The closely watched vote, which involved thousands of workers at a Bessemer, Ala., warehouse deciding whether to join the Retail, Wholesale and Department Store Union, had been seen as a potential spark for organizing campaigns at Amazon facilities around the world.
The unionization effort quickly mushroomed into a high-profile, high-stakes labor battle after workers filed their notice to hold a unionization vote last November. Amazon barraged the 5,805 workers eligible to vote with text messages, mandatory anti-union meetings, and even fliers posted on doors inside a bathroom stalls. Meanwhile, the union stationed organizers outside the warehouse to answer questions and handout leaflets to workers as their ended their shifts.
By late February, the fight even drew the attention of President Biden, who tweeted a video late saying workers, specifically mentioning those in Alabama should be able to make their decision in union elections without pressure from their employer, though he never mentioned Amazon by name. Sen. Bernie Sanders (I-Vt.) invited a union-supporting worker to testify before the Senate Budget Committee, last month, and then visited Bessemer to support the union in the waning days of the election.
The union said it will challenge the outcome, saying it will move to set aside the tally by filing unfair labor practices claims with the National Labor Relations Board, which is overseeing the vote.
“Amazon has left no stone unturned in its efforts to gaslight its own employees,” RWDSU president Stuart Appelbaum said in a statement Friday. “We won’t let Amazon’s lies, deception and illegal activities go unchallenged, which is why we are formally filing charges against all of the egregious and blatantly illegal actions taken by Amazon during the union vote.”
The union, for example, complained about a mailbox that popped up in front of the warehouse just after voting started, a tactic it believes could have signaled to workers that Amazon has a role in the running of the election and affected their vote.
Those challenges could prompt weeks of legal battles before a final outcome is determined.
Those antiunion tactics also demonstrate the difficulty unions face in organizing drives, said Rebecca Givan, a labor studies professor at Rutgers University. She called the apparent union loss “lopsided, but not surprising.”
“It’s really, really hard to win an organizing drive,” Givan said. “The employer has almost unlimited resources and the ability to bombard workers with messages of fear and uncertainty.”
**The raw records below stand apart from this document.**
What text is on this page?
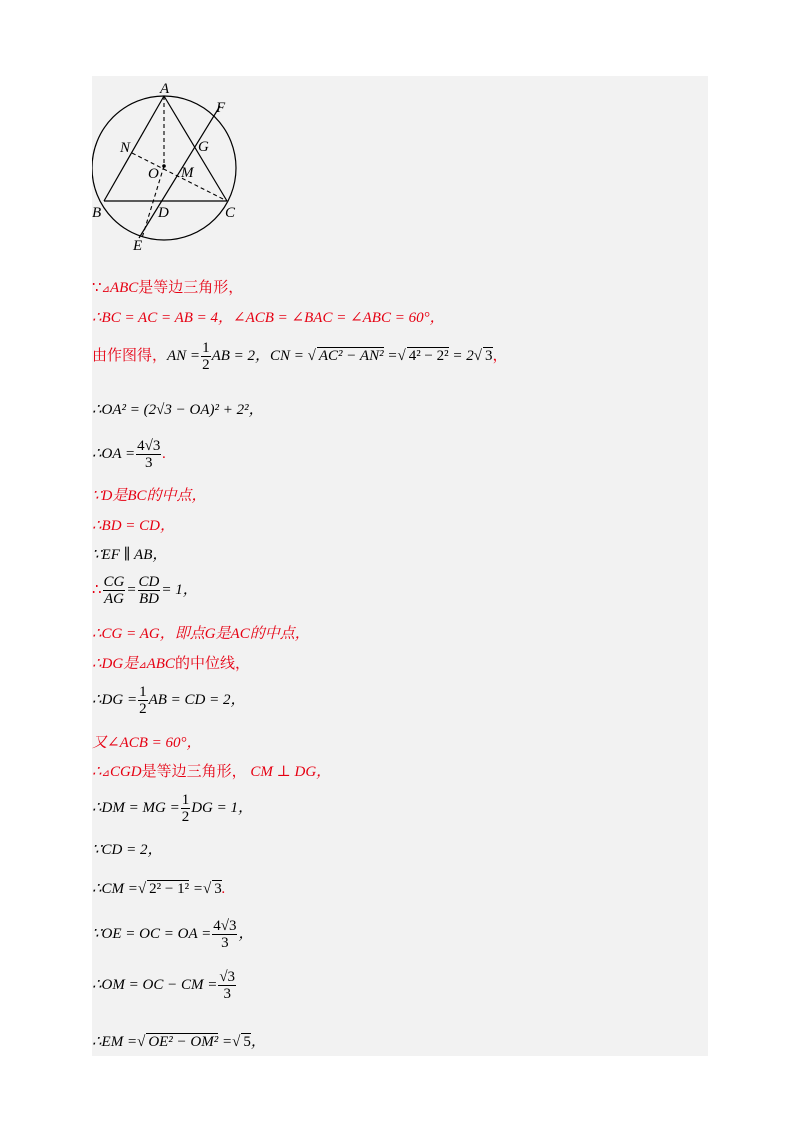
A
F
N	G
O M
B	D	C
E
∵⊿ABC是等边三角形，
∴BC = AC = AB = 4，∠ACB = ∠BAC = ∠ABC = 60°，
由作图得，AN = $\frac{1}{2}$ AB = 2，CN = √ AC² − AN² =√ 4² − 2² = 2√ 3，
∴OA² = (2√3 − OA)² + 2²，
∴OA = $\frac{4√3}{3}$ .
∵D是BC的中点，
∴BD = CD，
∵EF ∥ AB，
∴ $\frac{CG}{AG} = \frac{CD}{BD} = 1$，
∴CG = AG，即点G是AC的中点，
∴DG是⊿ABC的中位线，
∴DG = $\frac{1}{2}$ AB = CD = 2，
又∠ACB = 60°，
∴⊿CGD是等边三角形， CM ⊥ DG，
∴DM = MG = $\frac{1}{2}$ DG = 1，
∵CD = 2，
∴CM =√ 2² − 1² =√ 3.
∵OE = OC = OA = $\frac{4√3}{3}$ ，
∴OM = OC − CM = $\frac{√3}{3}$
∴EM =√ OE² − OM² =√ 5，
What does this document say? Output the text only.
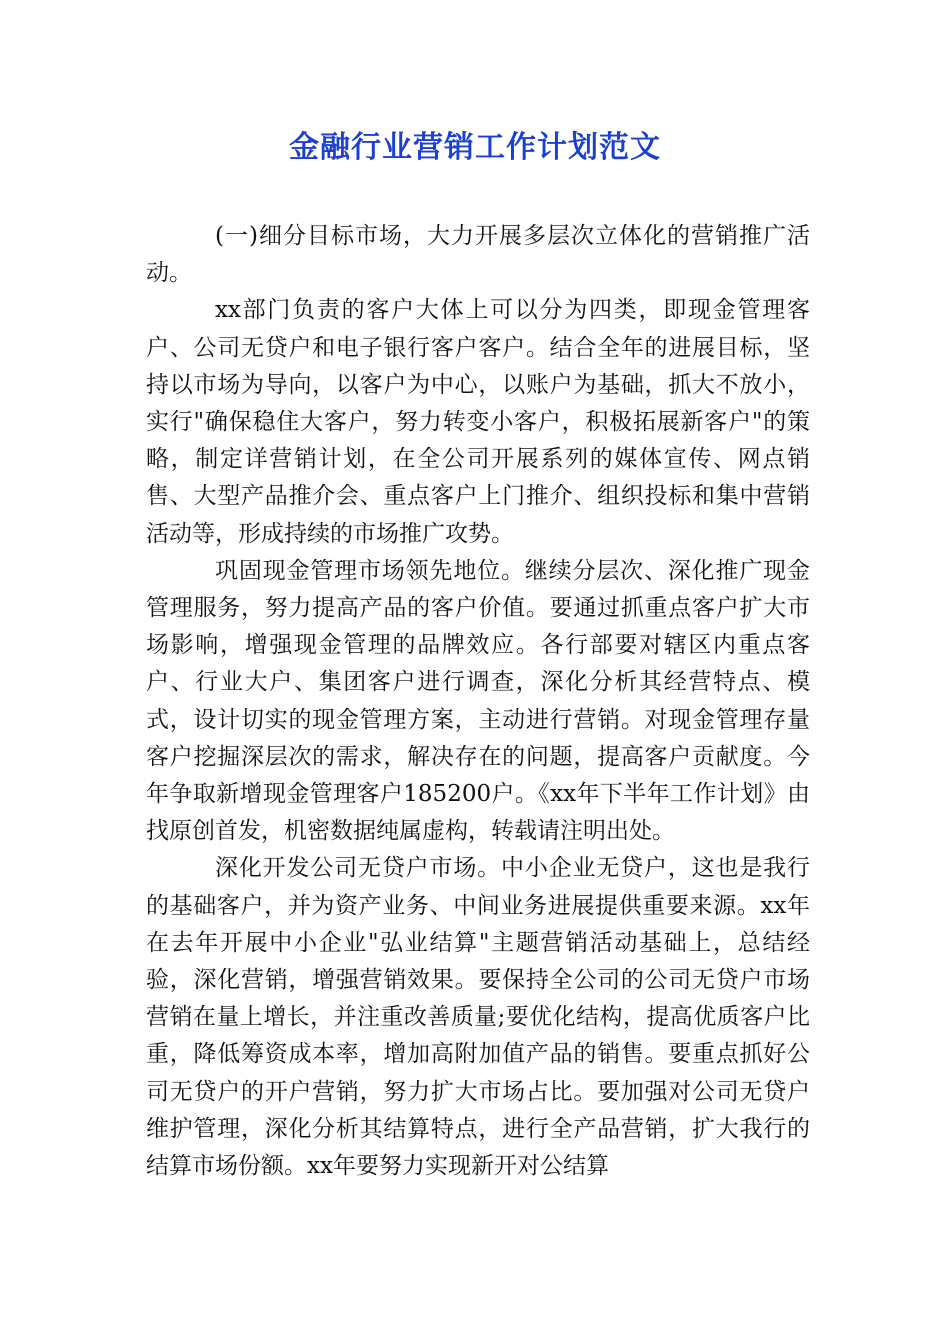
金融行业营销工作计划范文

(一)细分目标市场，大力开展多层次立体化的营销推广活动。

xx部门负责的客户大体上可以分为四类，即现金管理客户、公司无贷户和电子银行客户客户。结合全年的进展目标，坚持以市场为导向，以客户为中心，以账户为基础，抓大不放小，实行"确保稳住大客户，努力转变小客户，积极拓展新客户"的策略，制定详营销计划，在全公司开展系列的媒体宣传、网点销售、大型产品推介会、重点客户上门推介、组织投标和集中营销活动等，形成持续的市场推广攻势。

巩固现金管理市场领先地位。继续分层次、深化推广现金管理服务，努力提高产品的客户价值。要通过抓重点客户扩大市场影响，增强现金管理的品牌效应。各行部要对辖区内重点客户、行业大户、集团客户进行调查，深化分析其经营特点、模式，设计切实的现金管理方案，主动进行营销。对现金管理存量客户挖掘深层次的需求，解决存在的问题，提高客户贡献度。今年争取新增现金管理客户185200户。《xx年下半年工作计划》由找原创首发，机密数据纯属虚构，转载请注明出处。

深化开发公司无贷户市场。中小企业无贷户，这也是我行的基础客户，并为资产业务、中间业务进展提供重要来源。xx年在去年开展中小企业"弘业结算"主题营销活动基础上，总结经验，深化营销，增强营销效果。要保持全公司的公司无贷户市场营销在量上增长，并注重改善质量;要优化结构，提高优质客户比重，降低筹资成本率，增加高附加值产品的销售。要重点抓好公司无贷户的开户营销，努力扩大市场占比。要加强对公司无贷户维护管理，深化分析其结算特点，进行全产品营销，扩大我行的结算市场份额。xx年要努力实现新开对公结算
Amazon countered the union drive in Bessemer with banners at the warehouse and even fliers posted inside bathroom stalls. The company also set up an anti-union website — DoItWithoutDues.com — to discourage workers from joining the union drive. And prior to the voting period, it held mandatory meetings for workers on company time, so-called captive-audience sessions, to show videos and run through PowerPoint presentations that disparage unionization.
The union’s likely defeat caps a more-than four-month campaign to turn the Alabama warehouse into a union shop. A win was expected to set in motion unionization at Amazon operations throughout the country, where more than 1,000 workers have already reached out to the RWDSU find out what it might take to launch campaigns at their facilities.
The election process also evolved into a reflection on the times. Rather than voting in-person at ballot boxes as is typical of union balloting, workers voted by mail, over a seven-week period, a decision by the NLRB to protect Amazon workers and its staff from contracting the coronavirus. And while some workers supported unionization over concerns about a brutal pace of work, the RWDSU also framed the fight around issues of respect and dignity, saying the battle is as much a civil rights struggle as a labor one.
While many of Amazon’s European warehouse workers are organized, the company has faced only one other union vote in the United States, that was in 2014, when a small group of equipment maintenance and repair technicians at its warehouse in Middletown, Del. Those workers ultimately voted against forming a union, following a drive led by the International Association of Machinists and Aerospace Workers.